Kidman, 38, looked relaxed throughout the interview, wearing a fitted black pants suit and wearing a ring on her left ring finger. The actress, who is divorced from Tom Cruise, has been romantically linked to country singer Keith Urban.
When asked what led her to volunteer for what she says will be a lifetime commitment to women's causes, Kidman said her parents were a big influence during her childhood in Australia.
"My family, we sat around the dinner table, we had political conversations. My father always said, `You need to be involved. Don't be a voyeur, be a participator,'" Kidman said.
She first heard about the work of UNIFEM after her mother listened to a BBC report about the group's work in Cambodia and told her about it.
Additionally, her work on the movie "The Human Stain" — in which she played a woman exposed to abuse — led her to real-life brushes with the issue.
"I went to meet with a lot of women in shelters — abuse shelters — and the stories I heard there ... were so disturbing," Kidman said at an earlier news conference Thursday.
She said that experience led her to try to find a way to help such women.
Since the 1950s, U.N. agencies have enlisted the help of prominent personalities from the arts and sports worlds to highlight key issues, including Angelina Jolie, who has traveled widely as a goodwill ambassador for the U.N. refugee agency.
Kidman said she didn't know if she would be able to travel as much as Jolie. Having older children in school makes it more difficult, she said, but she hopes the actresses' celebrity status might work together to benefit their respective causes.
"Angelina is dealing with a certain issue, I'm dealing with different issues. I hope all of it comes together in some way," she told the AP.
The first countries Kidman plans to visit are Sudan, Congo, Liberia, Afghanistan and Cambodia.
UNIFEM's Executive Director Noeleen Heyzer said Kidman will help greatly with the group's cause.
"She's a very profound actress and artist and I was very, very touched by her commitment to make sure she used her gifts for women everywhere in the world," Heyzer said.
Heyzer noted that it was Kidman who contacted UNIFEM and that her decision to work with the group has already generated a lot of attention from women around the globe.

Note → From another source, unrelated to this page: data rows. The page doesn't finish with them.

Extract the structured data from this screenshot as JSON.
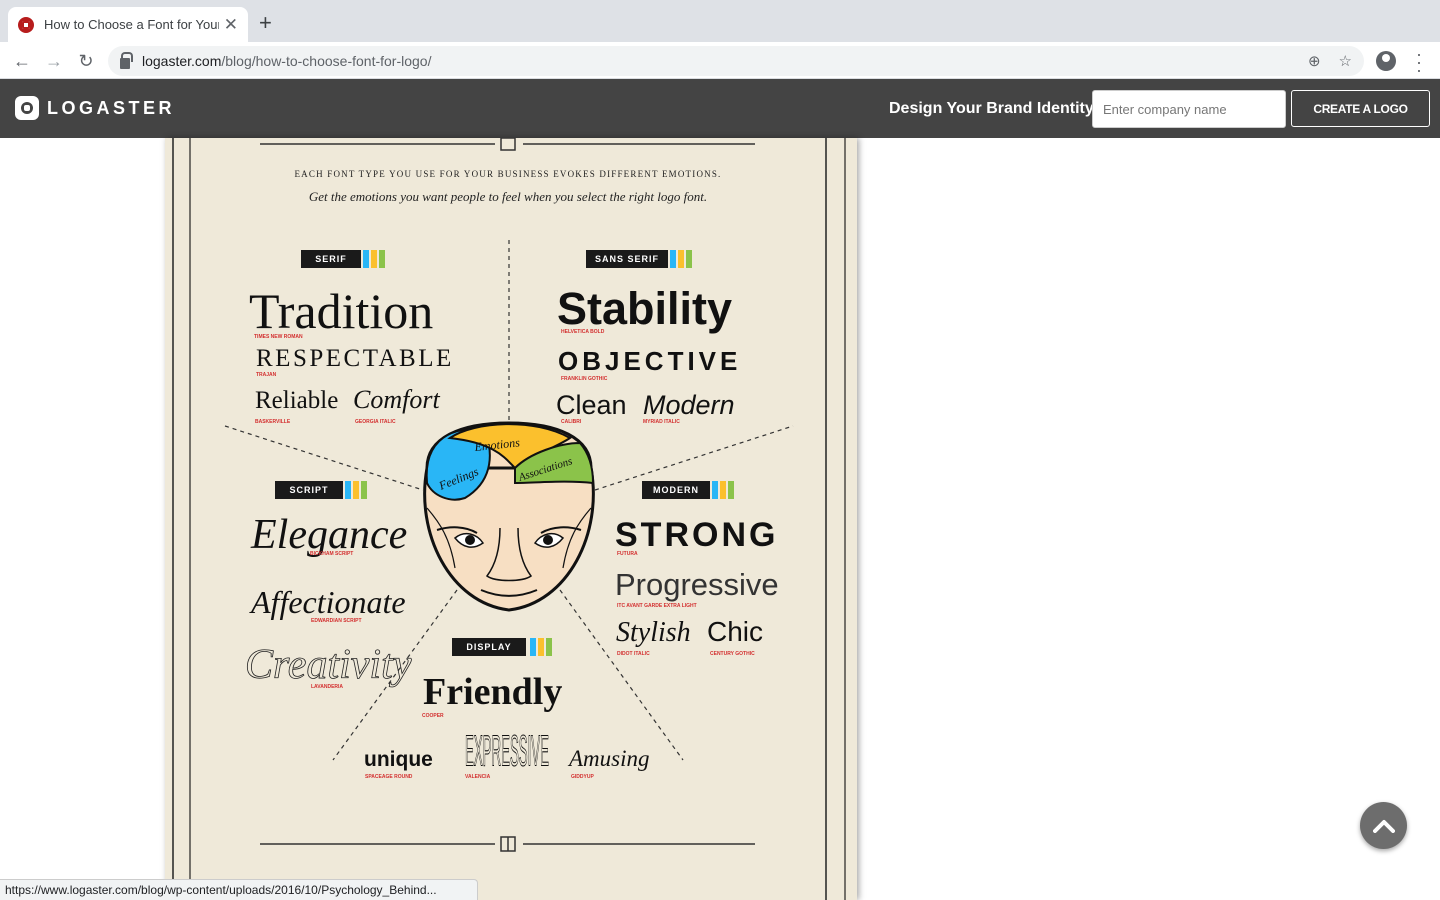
{
  "browser": {
    "tab_title": "How to Choose a Font for Your",
    "tab_close": "✕",
    "new_tab": "+",
    "url_domain": "logaster.com",
    "url_path": "/blog/how-to-choose-font-for-logo/",
    "status_url": "https://www.logaster.com/blog/wp-content/uploads/2016/10/Psychology_Behind..."
  },
  "header": {
    "brand": "LOGASTER",
    "tagline": "Design Your Brand Identity",
    "input_placeholder": "Enter company name",
    "cta": "CREATE A LOGO"
  },
  "poster": {
    "intro_caps": "EACH FONT TYPE YOU USE FOR YOUR BUSINESS EVOKES DIFFERENT EMOTIONS.",
    "intro_italic": "Get the emotions you want people to feel when you select the right logo font.",
    "serif": {
      "badge": "SERIF",
      "w1": "Tradition",
      "f1": "TIMES NEW ROMAN",
      "w2": "RESPECTABLE",
      "f2": "TRAJAN",
      "w3": "Reliable",
      "f3": "BASKERVILLE",
      "w4": "Comfort",
      "f4": "GEORGIA ITALIC"
    },
    "sans": {
      "badge": "SANS SERIF",
      "w1": "Stability",
      "f1": "HELVETICA BOLD",
      "w2": "OBJECTIVE",
      "f2": "FRANKLIN GOTHIC",
      "w3": "Clean",
      "f3": "CALIBRI",
      "w4": "Modern",
      "f4": "MYRIAD ITALIC"
    },
    "script": {
      "badge": "SCRIPT",
      "w1": "Elegance",
      "f1": "BICKHAM SCRIPT",
      "w2": "Affectionate",
      "f2": "EDWARDIAN SCRIPT",
      "w3": "Creativity",
      "f3": "LAVANDERIA"
    },
    "modern": {
      "badge": "MODERN",
      "w1": "STRONG",
      "f1": "FUTURA",
      "w2": "Progressive",
      "f2": "ITC AVANT GARDE EXTRA LIGHT",
      "w3": "Stylish",
      "f3": "DIDOT ITALIC",
      "w4": "Chic",
      "f4": "CENTURY GOTHIC"
    },
    "display": {
      "badge": "DISPLAY",
      "w1": "Friendly",
      "f1": "COOPER",
      "w2": "unique",
      "f2": "SPACEAGE ROUND",
      "w3": "EXPRESSIVE",
      "f3": "VALENCIA",
      "w4": "Amusing",
      "f4": "GIDDYUP"
    },
    "brain": {
      "left": "Feelings",
      "top": "Emotions",
      "right": "Associations"
    }
  },
  "colors": {
    "header_bg": "#444444",
    "poster_bg": "#efe9d9",
    "label_red": "#d32f2f",
    "brain_blue": "#29b6f6",
    "brain_yellow": "#fbc02d",
    "brain_green": "#8bc34a"
  }
}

"I have to say that today many women celebrate this event and welcome you as a sister, a sister of commitment," Heyzer said. "I've been receiving messages from all parts of the world to say that this is a special day to them as well."
Kidman won an Oscar for her role in 2002's "The Hours."
Her screen credits include "The Interpreter," a 2005 thriller in which she played a U.N. interpreter caught up in a cloak-and-dagger assassination attempt.